Which never really happened; it fairly became clear to me that data
networking was going to have an enormous impact on the world, and at that
point it was also technically interesting, so I quickly got sucked into that
stuff. (I actually have a written document hiding in a file drawer somewhere
from 1978 or so, which makes it plain that that I'm not suffering 20-20
hindsight here, in talking about foreseeing the impact; I should dig it up.)
The future impact actually wasn't hard to foresee: looking at what printed
books had done to the world, and then telgraphs/telephones, and what
computers had already started to do at that point, it was clear that
combining them all was going to have an incredible impact (and we're still
adapting to it).
Learning about networking at the time was tricky. The ARPANET - well, NCP and
below - was pretty well documented in a couple of AFIPS papers (linked to at
the bottom here:
https://gunkies.org/wiki/ARPANET
which I have a very vague memory I photocopied at the time out of the bound
AFIPS proceedings in the LCS library). The applications were only documented
in the RFC's.
(Speaking of which, at that level, the difference between the ARPANET and the
Internet was not very significant - it was only the internals, invisible to
the people who did 'application' protocols, that were completely different.
HTTP would probably run just fine on top of NCP, for instance.)
Anything past that, the start of the internet work, that, I picked up by i)
direct osmosis from other people in CSR who were starting to think about
networks - principally Dave Clark and Dave Reed - and then ii) from documents
prepared as part of the TCP/IP effort, which were distributed electronically.

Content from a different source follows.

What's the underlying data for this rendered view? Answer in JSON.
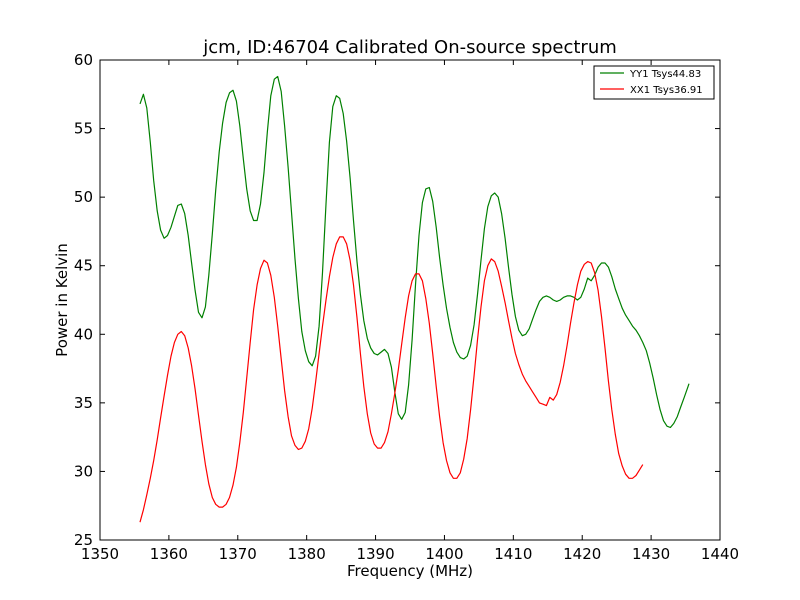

Which is an interesting point; the ARPANET was a key tool in the internet
work. The most important aspect was email; non-stop discussion between the
widely separated groups who were part of the project. It also made document
distribution really easy (which had also been true of the latter stages of
the ARPANET project, with the RFC's). And of course it was also a long-haul
network that we used to tie the small internets at all the various sites
(BBN, SRI, ISI - and eventually MIT) into the larger Internet.
I hate to think about trying to do all that work on internets, and the
Internet, without the ARPANE there, as a tool.